Nel mentre, una combattiva Alina accompagnata dale suo amico d’infanzia Mal (Archie Renaux) sono alla ricerca della frusta marina – un animale mitologico, che una volta catturato servirà da amplificatore, quindi in grado di intensificare i poteri dell’evocaluce – devono tenere un profilo basso in quanto i Grisha – persone in grado di manipolare gli elementi e il corpo umano a loro piacimento – sono ritenute persone pericolose e perseguitate in tutta Ravka. 

In questa loro impresa fanno la conoscenza del principe Nikolai Lantsov (Patrick Gibson), secondogenito del re, che in un primo momento si presenta loro come il corsaro Sturmhond. Nikolai è un personaggio che ha catturato da subito l’interesse, tanto che la Bardugo decise di dedicargli una dilogia. 

Nikolai e Alina decidono di stringere un’alleanza politica e il miglior modo per farlo è sposarsi.

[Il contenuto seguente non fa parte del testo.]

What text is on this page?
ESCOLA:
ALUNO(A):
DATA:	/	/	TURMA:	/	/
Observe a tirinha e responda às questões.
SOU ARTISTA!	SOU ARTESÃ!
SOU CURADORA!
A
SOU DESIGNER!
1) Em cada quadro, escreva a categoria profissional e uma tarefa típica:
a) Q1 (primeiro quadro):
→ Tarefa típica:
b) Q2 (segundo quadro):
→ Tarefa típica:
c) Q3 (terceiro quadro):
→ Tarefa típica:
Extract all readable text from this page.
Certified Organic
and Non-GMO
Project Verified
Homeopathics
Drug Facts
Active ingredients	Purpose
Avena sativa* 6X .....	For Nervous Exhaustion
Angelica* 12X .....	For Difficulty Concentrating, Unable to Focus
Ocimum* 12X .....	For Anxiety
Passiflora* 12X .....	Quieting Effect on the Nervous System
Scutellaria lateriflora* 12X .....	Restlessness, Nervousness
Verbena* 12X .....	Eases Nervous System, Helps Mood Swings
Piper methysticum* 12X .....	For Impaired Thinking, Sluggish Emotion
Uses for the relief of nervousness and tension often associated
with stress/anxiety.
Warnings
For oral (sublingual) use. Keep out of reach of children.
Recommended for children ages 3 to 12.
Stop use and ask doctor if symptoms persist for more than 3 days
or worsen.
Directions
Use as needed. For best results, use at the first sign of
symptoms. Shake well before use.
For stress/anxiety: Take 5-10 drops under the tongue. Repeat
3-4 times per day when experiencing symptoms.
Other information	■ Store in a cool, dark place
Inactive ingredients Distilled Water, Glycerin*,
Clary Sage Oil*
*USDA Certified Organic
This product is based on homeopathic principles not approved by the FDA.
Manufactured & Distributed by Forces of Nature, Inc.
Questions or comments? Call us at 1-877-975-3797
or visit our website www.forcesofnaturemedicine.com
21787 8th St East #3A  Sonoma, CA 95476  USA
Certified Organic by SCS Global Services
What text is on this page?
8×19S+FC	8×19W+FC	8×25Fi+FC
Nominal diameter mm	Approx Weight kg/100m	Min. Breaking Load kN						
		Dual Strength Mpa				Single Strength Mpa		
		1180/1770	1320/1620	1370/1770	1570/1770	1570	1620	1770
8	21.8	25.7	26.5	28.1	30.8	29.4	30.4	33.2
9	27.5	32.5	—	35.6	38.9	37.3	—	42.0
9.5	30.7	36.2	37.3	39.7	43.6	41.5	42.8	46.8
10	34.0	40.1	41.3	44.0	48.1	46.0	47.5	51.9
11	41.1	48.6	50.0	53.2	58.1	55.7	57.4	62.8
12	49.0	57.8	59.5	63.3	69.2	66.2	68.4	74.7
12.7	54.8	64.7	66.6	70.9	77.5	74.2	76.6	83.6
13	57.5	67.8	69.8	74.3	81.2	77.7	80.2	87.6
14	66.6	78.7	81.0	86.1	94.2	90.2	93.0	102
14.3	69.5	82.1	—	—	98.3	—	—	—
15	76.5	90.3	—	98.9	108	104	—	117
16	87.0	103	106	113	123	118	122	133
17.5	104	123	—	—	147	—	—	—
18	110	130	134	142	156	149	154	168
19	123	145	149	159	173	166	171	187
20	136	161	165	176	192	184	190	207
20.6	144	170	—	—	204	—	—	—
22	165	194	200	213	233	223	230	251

Che fine hanno fatto i Corvi?

I “Sei di Corvi” un gruppo di malviventi formato da Kaz Brekker (Freddy Carter), Jesper Fahey (Kit Young) e Inej Ghafa (Amita Suman) dopo aver aiutato Alina tornano a Ketterdam, ad aspettarli però c’è Pekka Rollins – nemico di Kaz – il quale ha preso il comando e accusato i “Corvi” con una falsa accusa di omicidio. Kaz, deciso a vendicarsi di Pekka Rollins recluta Wylan (Jack Wolfe), in grado di realizzare ordigni esplosivi e una già nota al pubblico, la Spaccacuori Nina Zenik (Danielle Galligan) decisa a ritrovare il cacciatore di Grisha, Matthias Helvas (Calahan Skogman). Detenuto in carcere poiché Nina lo accusò di essere uno schiavista, solo per evitargli la cattura da parte degli uomini dell’Oscuro.

I “Corvi” in una scena della serie. Fonte Tvserial

Shadow and Bone: in conclusione?

La seconda stagione riprende la narrazione degli ultimi due libri della trilogia: “Assedio e Tempesta”, “Ascesa e Rovina” unendo alcuni passaggi della dilogia di “Sei di Corvi”.

Jessie Mei Li in un’intervista a Entertainment Weekly

Con la seconda stagione sapevamo che sarebbe stata molto diversa dai libri. Per me è stato eccitante perché è quello che più mi piace degli adattamenti: prendere ciò che piace nei libri e dargli nuova forma. Penso che ci sia stata un po’ di pressione per compiacere i fan, ma abbiamo anche mostrato loro qualcosa di nuovo, come una versione remixata di tutti i loro libri preferiti.

La storyline dei personaggi risulta priva di empatia. Chi guarda vuol capire i motivi che hanno portato a determinate scelte. Fatta eccezione per Kaz Brekker, viene alla luce il motivo per tanto odio nei confronti di Pekka Rollins.

Nonostante tutto, la serie ha riscosso successo e sebbene la terza stagione non sia stata ancora confermata, è altamente probabile si faccia.